I personally think just a band logo on a shirt is pretty boring. Get creative! You are artists after all. Make a statement with your merchandise that aligns with your brand. Put the design on something that has quality, such as Hanes or American Apparel shirts instead of Gilden. Gilden shirts are low quality meaning they will rip, get holes, and annoy your fans. The print itself needs to be of quality, something that wont crack the first time it goes through a washing machine. Clothing aside there are multiple different options you can put your band name on, some expensive, some not. For instance, lighters. A lot of people smoke. How great would it be that every time someone lights a cigarette they think about your band? Pretty good idea, huh?

A quality and creative music video WILL NOT be cheap but it WILL be worth it. Spend $500, take two days, and create something that really tells the story of your band/song. Make sure you find a professional, someone who does this kind of work for a living. Even my personal clients have been taken advantage of or straight up robbed by phonies who act like they are videographers. Do your research and find a reputable company to produce your work. And don’t be afraid to spend some cash in the process. You get what you pay for, always!

This one gets me the most because it is so obvious but so few people actually take the time to realize how important it is – quality recording. If you spend $200 for your EP or LP, everyone will hear it. You could be the dopest band in the land, but if your music sounds like shit on record, why would anyone want to listen to it? Now, do you necessarily have to go into a studio to record an album? No. But you should absolutely send it off to get mastered by a studio (you don’t want the person who recorded it to master it). I think most recording artists will charge in the $75-$150 range to master a song, and it is so vital to a final product. That is money well spent. Forget about saving to go on tour, forget about stage props, make sure your record, what your fans will take home with them after seeing you live, sounds good.

Quality gear goes without saying. If your instruments sound like shit, just... start over. Go back to square one re-elevaute what you're doing.

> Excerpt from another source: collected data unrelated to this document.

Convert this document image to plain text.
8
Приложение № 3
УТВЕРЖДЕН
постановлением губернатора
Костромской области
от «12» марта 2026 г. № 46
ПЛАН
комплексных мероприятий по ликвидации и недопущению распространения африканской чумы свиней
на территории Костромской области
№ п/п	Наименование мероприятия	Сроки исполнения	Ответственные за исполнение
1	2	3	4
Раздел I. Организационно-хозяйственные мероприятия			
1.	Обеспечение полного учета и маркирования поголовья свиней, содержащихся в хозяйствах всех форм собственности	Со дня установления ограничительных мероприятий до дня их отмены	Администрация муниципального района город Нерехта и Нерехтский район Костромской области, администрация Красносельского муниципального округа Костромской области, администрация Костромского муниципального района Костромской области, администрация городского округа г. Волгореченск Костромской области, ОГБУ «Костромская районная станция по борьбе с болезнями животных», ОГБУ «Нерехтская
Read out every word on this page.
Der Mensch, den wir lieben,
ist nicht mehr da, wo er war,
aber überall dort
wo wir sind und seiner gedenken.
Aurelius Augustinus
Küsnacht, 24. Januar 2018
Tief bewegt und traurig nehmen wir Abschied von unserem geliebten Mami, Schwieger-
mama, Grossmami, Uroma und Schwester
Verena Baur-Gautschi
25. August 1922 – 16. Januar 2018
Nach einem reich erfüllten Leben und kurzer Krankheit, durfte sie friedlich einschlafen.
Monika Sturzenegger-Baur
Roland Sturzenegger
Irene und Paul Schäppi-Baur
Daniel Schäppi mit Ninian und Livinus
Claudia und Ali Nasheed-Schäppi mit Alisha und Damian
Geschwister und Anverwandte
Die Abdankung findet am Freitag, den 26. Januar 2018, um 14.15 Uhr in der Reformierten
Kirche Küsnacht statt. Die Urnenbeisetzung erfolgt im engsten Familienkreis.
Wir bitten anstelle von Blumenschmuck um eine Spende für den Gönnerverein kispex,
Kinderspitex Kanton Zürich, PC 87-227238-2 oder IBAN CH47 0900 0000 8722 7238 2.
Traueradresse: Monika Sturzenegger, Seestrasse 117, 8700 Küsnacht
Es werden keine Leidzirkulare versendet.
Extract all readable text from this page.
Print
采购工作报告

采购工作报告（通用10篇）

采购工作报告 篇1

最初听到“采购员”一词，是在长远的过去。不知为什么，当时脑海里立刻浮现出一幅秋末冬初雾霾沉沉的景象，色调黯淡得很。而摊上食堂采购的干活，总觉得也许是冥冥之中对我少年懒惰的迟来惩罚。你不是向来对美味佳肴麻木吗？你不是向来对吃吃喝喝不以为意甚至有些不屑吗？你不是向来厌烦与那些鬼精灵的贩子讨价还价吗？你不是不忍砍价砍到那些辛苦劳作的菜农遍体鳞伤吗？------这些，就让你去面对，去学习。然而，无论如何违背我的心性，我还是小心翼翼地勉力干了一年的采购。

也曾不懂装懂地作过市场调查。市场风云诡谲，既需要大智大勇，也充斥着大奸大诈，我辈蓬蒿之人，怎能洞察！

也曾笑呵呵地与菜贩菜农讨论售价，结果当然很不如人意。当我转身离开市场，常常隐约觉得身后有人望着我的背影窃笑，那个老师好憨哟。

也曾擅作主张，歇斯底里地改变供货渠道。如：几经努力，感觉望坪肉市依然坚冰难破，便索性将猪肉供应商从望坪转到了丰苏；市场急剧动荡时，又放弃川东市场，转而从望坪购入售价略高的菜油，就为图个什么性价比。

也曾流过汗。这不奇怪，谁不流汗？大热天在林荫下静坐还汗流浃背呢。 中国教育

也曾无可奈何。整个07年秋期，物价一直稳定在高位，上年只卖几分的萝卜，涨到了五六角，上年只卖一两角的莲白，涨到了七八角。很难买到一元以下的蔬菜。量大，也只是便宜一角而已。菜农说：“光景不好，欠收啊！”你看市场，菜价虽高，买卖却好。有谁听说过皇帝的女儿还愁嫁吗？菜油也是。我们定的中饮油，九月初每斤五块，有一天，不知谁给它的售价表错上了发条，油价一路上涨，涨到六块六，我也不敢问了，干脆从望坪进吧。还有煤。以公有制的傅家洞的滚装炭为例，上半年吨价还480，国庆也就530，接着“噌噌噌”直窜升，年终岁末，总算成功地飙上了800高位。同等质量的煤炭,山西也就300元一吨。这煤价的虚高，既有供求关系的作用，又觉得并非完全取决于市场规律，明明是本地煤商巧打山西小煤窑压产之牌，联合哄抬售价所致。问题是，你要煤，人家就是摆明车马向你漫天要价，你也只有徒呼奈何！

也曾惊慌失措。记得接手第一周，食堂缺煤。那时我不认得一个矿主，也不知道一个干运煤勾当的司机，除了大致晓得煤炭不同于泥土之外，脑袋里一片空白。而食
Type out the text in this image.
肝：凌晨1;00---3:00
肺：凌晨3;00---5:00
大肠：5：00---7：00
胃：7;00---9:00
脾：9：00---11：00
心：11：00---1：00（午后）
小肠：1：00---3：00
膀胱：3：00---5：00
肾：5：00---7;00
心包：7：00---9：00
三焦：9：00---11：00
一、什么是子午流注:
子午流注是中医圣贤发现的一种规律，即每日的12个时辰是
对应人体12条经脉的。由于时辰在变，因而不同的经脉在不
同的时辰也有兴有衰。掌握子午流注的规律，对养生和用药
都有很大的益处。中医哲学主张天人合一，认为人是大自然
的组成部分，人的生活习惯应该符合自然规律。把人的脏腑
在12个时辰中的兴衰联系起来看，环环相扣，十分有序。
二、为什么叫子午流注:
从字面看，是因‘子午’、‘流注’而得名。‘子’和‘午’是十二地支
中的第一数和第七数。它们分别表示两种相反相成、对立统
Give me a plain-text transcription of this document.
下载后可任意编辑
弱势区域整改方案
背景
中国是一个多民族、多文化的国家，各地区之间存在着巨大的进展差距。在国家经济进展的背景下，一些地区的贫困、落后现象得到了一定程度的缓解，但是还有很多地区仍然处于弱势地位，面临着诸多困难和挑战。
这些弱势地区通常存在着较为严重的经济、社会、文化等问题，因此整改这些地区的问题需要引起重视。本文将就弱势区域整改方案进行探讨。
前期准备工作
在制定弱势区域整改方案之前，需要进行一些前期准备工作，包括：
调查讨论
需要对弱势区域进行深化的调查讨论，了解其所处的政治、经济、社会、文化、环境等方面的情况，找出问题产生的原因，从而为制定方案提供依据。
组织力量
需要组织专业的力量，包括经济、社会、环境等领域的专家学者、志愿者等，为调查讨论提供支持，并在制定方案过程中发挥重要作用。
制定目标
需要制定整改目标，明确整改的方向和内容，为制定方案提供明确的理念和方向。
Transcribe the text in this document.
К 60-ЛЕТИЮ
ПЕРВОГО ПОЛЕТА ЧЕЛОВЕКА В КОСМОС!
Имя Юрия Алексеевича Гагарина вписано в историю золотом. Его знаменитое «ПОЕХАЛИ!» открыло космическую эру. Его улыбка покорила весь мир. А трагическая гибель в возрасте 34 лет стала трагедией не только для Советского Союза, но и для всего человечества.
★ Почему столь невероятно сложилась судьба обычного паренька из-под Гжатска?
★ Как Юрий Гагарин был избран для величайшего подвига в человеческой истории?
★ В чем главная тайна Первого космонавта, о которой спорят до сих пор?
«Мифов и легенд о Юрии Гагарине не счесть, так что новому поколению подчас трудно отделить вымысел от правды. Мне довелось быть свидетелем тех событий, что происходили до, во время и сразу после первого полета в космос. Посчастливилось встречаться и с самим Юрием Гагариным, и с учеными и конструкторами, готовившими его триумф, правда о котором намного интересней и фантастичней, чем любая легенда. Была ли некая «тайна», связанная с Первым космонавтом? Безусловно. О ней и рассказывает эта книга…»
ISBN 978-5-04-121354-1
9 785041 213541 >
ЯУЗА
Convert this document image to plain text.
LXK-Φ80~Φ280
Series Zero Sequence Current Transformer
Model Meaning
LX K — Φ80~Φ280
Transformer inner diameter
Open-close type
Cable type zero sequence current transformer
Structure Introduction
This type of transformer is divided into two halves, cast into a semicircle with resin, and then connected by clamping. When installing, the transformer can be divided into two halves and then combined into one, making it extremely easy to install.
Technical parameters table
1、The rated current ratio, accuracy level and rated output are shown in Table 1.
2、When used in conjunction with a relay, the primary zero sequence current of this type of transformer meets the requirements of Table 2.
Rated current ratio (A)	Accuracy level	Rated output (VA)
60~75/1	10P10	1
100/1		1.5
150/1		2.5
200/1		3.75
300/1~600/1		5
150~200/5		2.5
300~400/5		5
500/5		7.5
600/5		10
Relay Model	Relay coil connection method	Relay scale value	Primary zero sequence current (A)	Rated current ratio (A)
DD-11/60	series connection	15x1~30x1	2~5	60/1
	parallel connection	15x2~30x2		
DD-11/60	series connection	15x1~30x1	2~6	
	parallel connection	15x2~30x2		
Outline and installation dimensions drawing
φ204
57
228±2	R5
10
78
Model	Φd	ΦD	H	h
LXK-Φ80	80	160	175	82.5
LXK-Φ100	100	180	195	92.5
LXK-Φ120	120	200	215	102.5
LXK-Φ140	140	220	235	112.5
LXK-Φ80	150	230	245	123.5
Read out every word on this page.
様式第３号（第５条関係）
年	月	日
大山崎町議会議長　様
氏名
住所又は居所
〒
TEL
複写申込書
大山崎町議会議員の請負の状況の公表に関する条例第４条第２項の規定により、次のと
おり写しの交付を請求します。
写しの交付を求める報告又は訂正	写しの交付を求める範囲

I’ll wrap up here. Always keep in mind the three-fold rule. Any investment in business should make you a 200-300% return. If it costs $50 for 25 custom Bic lighters with your logo on them, you should make $150 from it. Price accordingly and create a plan of attack so that you are investing smart. Be courageous enough to make this risk. Risk the money, and work for the reward. If you are smart about it, it will come back to you.